OAKMONT, Pa – Jason Day’s putt skidded by the hole, without even a passing fancy of going in, and he received something he’s not used to: sympathy claps.
That was Friday, when Day battled to a one-under finish despite watching putt after putt breeze past the cup. Another fairway hit. Another green. Another birdie gone begging.
He went through his pre-shot routine, as deliberate as it is unique, visualizing the shot with his eyes fluttering. Casual observers might call it trance-like.
But his visions weren’t materializing.
As he strolled down to the first tee, nine holes into his second round, the sunlight sizzling golden and the tournament getting away from him, Day heard the crowds urging him on.
The Oakmont galleries – if they were Game of Thrones characters, they’d be Iron Born in the Steel City — could feel the best player in the world pressing.

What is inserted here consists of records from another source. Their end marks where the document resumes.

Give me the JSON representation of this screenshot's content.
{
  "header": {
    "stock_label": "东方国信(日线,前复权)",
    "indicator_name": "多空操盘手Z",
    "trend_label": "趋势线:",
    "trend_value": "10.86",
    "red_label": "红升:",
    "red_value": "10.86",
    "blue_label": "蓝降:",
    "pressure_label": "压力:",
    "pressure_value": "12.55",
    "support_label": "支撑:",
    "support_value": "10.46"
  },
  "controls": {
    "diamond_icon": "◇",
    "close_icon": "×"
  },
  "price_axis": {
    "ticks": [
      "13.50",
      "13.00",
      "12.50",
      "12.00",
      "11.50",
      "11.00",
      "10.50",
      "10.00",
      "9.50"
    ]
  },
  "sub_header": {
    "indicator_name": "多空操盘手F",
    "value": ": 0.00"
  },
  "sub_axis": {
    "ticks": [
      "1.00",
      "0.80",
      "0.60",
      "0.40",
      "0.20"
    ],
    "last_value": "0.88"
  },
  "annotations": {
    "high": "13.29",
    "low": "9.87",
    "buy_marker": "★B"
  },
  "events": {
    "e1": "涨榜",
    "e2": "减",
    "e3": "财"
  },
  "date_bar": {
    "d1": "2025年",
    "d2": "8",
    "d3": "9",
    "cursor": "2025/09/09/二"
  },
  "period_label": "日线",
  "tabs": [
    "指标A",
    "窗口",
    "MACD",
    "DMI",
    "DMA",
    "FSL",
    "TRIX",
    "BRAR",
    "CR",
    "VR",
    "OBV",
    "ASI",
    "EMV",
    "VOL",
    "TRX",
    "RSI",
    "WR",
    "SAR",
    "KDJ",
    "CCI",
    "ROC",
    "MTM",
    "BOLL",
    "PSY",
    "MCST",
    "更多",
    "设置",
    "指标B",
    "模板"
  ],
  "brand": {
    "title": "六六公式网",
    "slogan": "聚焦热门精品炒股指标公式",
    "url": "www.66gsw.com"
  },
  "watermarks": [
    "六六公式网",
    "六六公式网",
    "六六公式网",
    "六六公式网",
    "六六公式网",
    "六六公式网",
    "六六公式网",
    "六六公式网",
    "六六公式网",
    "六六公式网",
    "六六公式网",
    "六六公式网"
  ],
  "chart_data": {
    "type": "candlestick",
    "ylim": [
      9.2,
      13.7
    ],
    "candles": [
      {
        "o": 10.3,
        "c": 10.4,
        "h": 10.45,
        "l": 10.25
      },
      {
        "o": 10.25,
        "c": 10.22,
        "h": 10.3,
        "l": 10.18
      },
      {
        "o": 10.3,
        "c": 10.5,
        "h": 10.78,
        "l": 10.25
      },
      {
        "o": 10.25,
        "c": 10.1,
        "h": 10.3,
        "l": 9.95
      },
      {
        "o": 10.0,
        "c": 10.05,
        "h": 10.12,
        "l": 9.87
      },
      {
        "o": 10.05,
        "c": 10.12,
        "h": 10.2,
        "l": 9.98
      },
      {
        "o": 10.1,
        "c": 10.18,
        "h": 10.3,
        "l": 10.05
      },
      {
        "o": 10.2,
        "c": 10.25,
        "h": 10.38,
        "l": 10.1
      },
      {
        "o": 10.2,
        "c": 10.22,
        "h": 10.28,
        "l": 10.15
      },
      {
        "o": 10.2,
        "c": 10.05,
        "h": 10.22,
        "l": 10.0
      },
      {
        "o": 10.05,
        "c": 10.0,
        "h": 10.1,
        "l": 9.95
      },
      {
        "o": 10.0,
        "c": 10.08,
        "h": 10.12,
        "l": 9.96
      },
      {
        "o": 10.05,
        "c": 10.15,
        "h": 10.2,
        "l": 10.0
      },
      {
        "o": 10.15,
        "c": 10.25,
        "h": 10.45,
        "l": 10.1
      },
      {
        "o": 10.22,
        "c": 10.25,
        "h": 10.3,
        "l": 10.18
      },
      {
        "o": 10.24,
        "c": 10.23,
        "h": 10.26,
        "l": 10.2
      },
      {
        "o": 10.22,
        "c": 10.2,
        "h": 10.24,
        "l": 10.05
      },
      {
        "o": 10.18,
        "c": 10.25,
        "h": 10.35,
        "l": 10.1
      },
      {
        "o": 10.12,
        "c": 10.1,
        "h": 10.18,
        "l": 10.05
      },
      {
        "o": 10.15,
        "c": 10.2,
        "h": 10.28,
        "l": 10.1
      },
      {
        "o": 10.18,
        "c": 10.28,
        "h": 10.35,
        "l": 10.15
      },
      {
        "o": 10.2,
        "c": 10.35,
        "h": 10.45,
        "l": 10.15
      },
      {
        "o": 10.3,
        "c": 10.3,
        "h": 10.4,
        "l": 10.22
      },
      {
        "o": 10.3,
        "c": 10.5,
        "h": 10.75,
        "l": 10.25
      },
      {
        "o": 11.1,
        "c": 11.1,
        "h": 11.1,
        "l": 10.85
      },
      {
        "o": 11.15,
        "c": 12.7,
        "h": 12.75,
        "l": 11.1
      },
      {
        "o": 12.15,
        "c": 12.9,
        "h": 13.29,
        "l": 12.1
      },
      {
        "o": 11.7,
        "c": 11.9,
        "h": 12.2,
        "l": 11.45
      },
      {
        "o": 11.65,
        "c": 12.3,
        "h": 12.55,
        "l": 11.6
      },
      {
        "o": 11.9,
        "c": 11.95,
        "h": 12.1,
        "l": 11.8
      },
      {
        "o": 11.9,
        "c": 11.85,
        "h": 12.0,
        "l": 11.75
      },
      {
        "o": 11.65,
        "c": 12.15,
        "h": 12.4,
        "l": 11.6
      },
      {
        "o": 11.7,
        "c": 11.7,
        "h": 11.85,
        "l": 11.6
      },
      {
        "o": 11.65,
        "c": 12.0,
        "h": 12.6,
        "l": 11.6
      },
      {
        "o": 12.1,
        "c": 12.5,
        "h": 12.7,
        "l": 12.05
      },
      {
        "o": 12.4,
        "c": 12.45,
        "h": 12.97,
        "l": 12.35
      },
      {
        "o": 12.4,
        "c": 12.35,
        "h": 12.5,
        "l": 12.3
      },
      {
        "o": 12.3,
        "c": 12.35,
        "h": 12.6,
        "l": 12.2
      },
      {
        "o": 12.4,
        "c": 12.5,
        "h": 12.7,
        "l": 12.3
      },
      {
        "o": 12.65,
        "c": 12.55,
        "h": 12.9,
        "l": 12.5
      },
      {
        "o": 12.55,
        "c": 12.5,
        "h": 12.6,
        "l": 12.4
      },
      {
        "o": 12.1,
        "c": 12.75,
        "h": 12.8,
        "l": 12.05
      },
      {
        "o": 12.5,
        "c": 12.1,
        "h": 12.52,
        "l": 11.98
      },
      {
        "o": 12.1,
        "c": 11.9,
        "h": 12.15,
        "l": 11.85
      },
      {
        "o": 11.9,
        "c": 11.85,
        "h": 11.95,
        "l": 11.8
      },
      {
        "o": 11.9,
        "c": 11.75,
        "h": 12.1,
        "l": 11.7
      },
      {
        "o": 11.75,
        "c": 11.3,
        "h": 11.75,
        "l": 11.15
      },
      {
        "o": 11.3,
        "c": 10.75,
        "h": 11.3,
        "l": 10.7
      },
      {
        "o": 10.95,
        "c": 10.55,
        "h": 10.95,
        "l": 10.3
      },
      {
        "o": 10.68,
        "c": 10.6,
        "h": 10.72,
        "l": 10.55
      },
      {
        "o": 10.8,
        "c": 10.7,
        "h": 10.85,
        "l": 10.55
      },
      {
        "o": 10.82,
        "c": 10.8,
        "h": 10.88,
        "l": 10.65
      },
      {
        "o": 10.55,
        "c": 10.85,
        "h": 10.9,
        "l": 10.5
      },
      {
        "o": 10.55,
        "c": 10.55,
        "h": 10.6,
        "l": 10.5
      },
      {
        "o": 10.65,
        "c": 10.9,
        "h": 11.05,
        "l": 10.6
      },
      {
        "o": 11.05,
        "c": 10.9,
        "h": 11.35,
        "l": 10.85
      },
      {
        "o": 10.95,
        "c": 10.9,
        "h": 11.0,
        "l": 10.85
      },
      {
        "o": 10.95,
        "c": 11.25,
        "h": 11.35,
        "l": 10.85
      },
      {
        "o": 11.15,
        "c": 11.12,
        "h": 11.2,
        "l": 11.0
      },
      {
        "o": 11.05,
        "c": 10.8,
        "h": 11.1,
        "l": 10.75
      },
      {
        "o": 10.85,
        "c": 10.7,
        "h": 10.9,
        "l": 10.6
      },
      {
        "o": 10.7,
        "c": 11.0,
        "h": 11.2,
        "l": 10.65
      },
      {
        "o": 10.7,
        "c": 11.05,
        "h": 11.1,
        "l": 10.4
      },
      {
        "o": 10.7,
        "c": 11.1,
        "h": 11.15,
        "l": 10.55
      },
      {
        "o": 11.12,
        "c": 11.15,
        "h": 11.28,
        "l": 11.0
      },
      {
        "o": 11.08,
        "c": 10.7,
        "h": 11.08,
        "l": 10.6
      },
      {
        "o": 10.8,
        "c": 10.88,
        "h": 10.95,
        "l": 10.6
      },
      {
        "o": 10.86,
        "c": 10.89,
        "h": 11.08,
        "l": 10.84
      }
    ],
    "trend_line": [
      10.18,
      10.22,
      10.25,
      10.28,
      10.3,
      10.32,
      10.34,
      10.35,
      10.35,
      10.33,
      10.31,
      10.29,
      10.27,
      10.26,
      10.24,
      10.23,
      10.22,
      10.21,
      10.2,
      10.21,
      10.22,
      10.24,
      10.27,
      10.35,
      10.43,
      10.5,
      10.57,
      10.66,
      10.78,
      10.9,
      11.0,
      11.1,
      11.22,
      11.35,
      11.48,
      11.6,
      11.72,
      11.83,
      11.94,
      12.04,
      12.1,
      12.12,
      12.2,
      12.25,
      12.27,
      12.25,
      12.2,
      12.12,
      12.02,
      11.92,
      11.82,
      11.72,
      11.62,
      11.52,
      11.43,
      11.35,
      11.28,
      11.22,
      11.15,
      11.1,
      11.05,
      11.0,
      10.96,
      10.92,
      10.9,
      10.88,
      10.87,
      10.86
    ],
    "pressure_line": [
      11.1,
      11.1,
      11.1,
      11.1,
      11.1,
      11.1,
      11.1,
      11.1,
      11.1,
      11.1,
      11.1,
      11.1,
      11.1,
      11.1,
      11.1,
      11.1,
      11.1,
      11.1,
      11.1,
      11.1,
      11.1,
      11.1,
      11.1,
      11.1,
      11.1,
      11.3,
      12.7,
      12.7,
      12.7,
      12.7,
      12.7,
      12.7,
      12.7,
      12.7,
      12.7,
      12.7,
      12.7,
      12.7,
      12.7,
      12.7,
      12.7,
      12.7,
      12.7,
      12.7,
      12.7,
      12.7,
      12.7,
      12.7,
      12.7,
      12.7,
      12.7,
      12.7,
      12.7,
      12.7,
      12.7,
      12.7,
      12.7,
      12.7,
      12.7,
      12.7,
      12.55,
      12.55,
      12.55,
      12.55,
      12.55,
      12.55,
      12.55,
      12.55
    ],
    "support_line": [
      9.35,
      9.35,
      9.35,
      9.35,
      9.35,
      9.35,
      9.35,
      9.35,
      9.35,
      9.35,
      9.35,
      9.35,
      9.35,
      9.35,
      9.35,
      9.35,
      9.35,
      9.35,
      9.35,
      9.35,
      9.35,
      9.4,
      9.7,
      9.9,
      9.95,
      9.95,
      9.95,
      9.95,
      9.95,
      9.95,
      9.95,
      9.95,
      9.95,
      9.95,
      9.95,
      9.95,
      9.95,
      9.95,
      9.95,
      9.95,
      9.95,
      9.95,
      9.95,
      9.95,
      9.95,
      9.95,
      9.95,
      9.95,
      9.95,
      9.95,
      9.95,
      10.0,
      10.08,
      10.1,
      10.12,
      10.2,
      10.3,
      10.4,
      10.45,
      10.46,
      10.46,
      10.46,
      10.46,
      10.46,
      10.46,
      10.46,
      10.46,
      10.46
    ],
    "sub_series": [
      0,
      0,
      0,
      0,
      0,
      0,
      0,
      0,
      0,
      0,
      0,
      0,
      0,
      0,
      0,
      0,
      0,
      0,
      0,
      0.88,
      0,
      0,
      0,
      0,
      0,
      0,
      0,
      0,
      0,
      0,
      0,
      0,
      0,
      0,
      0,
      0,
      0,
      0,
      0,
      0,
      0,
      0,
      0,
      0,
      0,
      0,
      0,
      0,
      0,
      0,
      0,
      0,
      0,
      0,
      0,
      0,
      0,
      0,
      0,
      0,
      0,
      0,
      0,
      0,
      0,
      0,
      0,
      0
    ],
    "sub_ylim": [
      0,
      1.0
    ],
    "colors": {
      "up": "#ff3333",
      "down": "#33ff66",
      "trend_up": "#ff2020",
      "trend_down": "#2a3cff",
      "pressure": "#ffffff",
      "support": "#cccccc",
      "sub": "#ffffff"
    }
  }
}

They were pushing him to fight through.
“My mindset on the first day was a little — I just felt clouded like I wasn’t sure of the clubs I was hitting,” Day would say.
Then Saturday happened. The No. 1 player in the world watched the morning wave play 18 holes while unsure if he’d make the cut.
When Day finally arrived on the 10th tee at Oakmont to begin his third round, he was 9 shots behind leader Dustin Johnson.
When he stood on the 15th tee, Day was just 5 back after going birdie, par, birdie, birdie, birdie to move to one over for the tournament as his red “-4” blared on the manual scoreboards.
A statement had been made: even on the hardest course in the country, with the simmering pressure of the U.S. Open, Jason Day was never out of it.
He went out in 31 after a tough-as-nails par save on the 18th.
Dustin Johnson was leaking oil, Lee Westwood has history of major-championship shakiness and Andrew Landry is – wait who?
Day drained lengthy par putts on 1 and 2, (“U.S. Open pars,” as they say around here), but he made a bogey on 3.
Standing in the fairway on the par-5 4th, Day couldn’t see the flag, but decided to play aggressively. He stood behind his ball, shimmied his shoulders, settled in and pured a 4-iron from 260 yards out. It settled within 15 feet of the hole.
He buried the side-winding, downhill putt for eagle, and gave a quick wave to the crowd. He was in the zone. Whispers of a possible 63 — or even 62 — began to percolate.
History will have to wait. Day made one bogey coming in and no more birdies to finish with a four-under 66, matching Branden Grace for lowest third-round score. Day is tied for eighth, but the names above him on the leaderboard have combined to win zero majors.
“I just feel like if I can just put my name up there up on the scoreboard, hopefully they’ll slow down a little bit,” Day said. “I tend to watch the scoreboard a lot. I pretty much watched the scoreboard the whole day. Just seeing those guys just makes me want to chase that score a little bit more. You know obviously to a certain degree where you have to be patient, but I was holing some good putts out there and had some momentum on my side.”
Unlike the players he’s chasing, Day was able to complete his third round, an advantage that wasn’t lost on him.
As he strutted up the brutally difficult par-4 9th, he exclaimed, to no one in particular, “I’m so glad we’re going to finish.”
Shane Lowry, the current leader (five under), will play 22 holes tomorrow in conditions that are unlikely to be any easier than they were on Saturday.
“The harder the better, like a normal U.S. Open should be. I think it’ll be fun for everyone,” Day said.
After an extraordinary third round, Day just might have a blast on Sunday.